Thinking by comparison cannot be taught or learned in isolation from the subject; in other words, this method of thinking cannot be learned in the abstract. In every subject, from cooking, through engineering, to mathematics, more and more can be learned to a level such that additional problems will be within a person's knowledge so that he can make do with
comparative thinking and shorten the route to an appropriate solution. Unlike comparative thinking, creative thinking cannot be taught or learned at all. Creative, intuitive thinking can only be encouraged and stimulated. Trying to teach creative thinking via examples is a positive step, but the effect of the examples is simply to enrich the collection of problems that can be solved by comparative thinking. With regard to intuition itself, the more you know, the more you will be able to widen the sphere in which you can exercise creativity, but we do not know enough about how human intuition works to be able to teach people how to develop their creative intuition.
Once we have understood what thinking is, we can repeat: there is no difference between the thinking of mathematicians and the thinking of those in other professions.
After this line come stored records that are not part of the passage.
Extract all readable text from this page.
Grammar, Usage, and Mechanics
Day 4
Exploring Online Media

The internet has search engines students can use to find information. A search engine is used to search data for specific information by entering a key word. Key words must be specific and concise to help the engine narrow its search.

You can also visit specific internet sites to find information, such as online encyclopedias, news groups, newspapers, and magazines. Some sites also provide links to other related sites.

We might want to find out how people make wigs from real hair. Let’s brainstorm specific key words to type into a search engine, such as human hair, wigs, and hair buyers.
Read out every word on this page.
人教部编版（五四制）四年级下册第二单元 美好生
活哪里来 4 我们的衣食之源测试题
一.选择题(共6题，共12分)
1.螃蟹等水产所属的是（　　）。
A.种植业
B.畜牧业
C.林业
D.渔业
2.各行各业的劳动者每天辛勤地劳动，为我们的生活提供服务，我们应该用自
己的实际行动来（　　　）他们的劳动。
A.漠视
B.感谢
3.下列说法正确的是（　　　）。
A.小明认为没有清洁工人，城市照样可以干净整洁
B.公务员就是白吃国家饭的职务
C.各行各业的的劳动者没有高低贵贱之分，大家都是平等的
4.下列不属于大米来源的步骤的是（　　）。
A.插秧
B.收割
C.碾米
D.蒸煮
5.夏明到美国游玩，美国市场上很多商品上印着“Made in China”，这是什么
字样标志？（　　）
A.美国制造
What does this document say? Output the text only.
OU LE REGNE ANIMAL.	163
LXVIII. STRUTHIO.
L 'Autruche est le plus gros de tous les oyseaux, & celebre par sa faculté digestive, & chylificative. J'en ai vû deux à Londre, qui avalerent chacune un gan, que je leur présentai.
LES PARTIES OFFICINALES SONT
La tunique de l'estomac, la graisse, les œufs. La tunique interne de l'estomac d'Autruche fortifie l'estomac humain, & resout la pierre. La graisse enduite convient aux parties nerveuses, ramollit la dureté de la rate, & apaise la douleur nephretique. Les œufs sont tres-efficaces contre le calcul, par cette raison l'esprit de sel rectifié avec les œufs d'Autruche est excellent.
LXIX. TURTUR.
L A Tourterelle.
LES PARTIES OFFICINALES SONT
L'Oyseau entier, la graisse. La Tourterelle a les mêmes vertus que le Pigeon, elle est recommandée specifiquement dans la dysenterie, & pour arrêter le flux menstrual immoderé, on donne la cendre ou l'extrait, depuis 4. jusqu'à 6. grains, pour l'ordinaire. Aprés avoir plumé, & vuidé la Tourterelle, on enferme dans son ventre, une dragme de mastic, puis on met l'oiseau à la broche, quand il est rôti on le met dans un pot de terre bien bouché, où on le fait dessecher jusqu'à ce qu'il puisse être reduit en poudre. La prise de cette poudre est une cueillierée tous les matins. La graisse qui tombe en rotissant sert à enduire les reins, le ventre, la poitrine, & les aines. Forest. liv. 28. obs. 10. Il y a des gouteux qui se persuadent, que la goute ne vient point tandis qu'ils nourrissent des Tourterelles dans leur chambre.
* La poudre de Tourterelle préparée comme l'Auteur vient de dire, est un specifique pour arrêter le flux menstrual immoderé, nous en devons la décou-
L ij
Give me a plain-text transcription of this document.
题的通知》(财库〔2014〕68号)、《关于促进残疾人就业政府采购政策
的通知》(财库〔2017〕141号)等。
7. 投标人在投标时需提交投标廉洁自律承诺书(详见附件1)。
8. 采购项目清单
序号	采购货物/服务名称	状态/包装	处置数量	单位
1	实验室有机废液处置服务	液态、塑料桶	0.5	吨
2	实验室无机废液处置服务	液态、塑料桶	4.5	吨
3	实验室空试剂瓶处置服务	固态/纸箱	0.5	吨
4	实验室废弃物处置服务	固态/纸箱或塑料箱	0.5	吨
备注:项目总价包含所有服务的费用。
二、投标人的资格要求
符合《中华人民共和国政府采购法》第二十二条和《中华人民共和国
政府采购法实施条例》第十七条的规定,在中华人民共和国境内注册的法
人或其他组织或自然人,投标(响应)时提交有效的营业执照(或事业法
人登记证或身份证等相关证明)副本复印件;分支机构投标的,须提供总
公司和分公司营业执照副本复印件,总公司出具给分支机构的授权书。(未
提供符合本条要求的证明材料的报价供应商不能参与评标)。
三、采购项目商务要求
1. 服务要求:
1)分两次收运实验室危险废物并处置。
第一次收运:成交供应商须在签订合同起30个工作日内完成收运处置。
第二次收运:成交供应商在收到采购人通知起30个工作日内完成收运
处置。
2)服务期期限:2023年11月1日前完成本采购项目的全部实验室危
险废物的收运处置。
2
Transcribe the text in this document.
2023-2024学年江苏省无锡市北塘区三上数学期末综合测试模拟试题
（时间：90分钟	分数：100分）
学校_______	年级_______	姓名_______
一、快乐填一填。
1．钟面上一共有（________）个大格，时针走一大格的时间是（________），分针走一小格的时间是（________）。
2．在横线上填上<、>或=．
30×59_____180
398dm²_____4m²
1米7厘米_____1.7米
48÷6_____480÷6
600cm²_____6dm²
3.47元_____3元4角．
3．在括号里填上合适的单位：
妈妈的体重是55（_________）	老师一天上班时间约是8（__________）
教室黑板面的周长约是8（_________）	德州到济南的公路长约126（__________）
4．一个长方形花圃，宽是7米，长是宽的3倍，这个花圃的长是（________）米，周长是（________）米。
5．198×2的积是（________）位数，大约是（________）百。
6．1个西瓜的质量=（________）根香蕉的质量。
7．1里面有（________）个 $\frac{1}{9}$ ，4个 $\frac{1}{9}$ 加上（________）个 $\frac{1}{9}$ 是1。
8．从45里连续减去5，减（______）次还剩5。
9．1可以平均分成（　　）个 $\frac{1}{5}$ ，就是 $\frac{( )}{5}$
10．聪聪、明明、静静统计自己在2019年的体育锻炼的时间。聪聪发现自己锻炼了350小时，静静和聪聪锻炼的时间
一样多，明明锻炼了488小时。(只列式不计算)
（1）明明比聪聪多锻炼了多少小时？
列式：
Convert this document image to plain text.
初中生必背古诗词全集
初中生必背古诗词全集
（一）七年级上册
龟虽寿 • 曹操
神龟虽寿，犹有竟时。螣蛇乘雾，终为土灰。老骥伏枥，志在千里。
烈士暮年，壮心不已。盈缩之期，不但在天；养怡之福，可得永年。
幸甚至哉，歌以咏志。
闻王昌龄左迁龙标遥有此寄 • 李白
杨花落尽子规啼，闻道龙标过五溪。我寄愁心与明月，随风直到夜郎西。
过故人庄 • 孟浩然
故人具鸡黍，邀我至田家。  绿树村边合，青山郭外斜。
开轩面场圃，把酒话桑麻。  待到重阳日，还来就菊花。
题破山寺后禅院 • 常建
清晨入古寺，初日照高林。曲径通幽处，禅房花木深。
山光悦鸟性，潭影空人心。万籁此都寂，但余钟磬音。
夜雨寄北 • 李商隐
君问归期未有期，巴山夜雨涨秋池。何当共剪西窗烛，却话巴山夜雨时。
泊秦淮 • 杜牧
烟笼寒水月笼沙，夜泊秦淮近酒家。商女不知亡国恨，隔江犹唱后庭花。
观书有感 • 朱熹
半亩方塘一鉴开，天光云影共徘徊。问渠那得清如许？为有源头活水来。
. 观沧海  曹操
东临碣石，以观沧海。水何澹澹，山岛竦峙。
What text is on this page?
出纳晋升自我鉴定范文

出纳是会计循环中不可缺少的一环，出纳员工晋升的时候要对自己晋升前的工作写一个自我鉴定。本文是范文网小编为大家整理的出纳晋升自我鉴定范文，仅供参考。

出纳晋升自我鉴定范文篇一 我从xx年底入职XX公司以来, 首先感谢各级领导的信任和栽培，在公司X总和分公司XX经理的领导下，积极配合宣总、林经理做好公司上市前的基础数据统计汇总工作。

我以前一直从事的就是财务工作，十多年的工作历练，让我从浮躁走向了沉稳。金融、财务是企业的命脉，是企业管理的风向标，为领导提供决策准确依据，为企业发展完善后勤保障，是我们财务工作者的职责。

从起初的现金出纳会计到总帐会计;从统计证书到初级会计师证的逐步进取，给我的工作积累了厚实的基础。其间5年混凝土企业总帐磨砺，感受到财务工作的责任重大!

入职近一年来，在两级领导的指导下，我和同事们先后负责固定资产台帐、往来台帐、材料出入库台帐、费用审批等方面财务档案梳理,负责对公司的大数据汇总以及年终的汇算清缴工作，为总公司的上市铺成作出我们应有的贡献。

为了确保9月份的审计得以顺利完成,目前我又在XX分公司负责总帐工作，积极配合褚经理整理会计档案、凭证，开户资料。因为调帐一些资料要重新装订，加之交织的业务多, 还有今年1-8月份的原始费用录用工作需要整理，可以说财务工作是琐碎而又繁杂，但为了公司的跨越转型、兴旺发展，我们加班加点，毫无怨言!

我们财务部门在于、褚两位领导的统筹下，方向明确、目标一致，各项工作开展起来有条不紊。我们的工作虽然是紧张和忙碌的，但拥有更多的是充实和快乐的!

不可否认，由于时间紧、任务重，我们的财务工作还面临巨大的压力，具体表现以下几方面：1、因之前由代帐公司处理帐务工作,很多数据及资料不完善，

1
Obviously they think about different subjects. Cooking, finding your way somewhere, painting, engineering, and mathematics are highly dissimilar, but the types of thinking and the methods of thinking are the same in all of them. The myth that to be a mathematician you need a special type of brain is just as correct, or incorrect, as saying that to be a chef you need a special type of brain, and the same applies to the ability to navigate or to introduce novel ways of painting. Research in mathematics for the most part deals with new developments and is more closely related to the creative type of thinking, but the same could be said of creative research in any subject. One difference between research in mathematics and other research is that the intuition required in mathematical activity needs more thinking time. That is because research in mathematics deals mainly with logical aspects, and these are less at home among the brain's abilities as formed by evolution. The expression “Wait a moment, give me time to think about it” comes up more often in mathematical discussions than in conversations about cooking or navigating a route. Therefore, for most of their research time, mathematicians are immersed in reflection and intuitive thinking. Only after they have reached a solution intuitively do they start work on recording the solution in the acceptable language of logic. Henri Poincaré is credited with having said, “It is by logic that we prove, but by intuition that we discover.” The proof stage itself, however, belongs essentially in the first, more technical, type of thinking.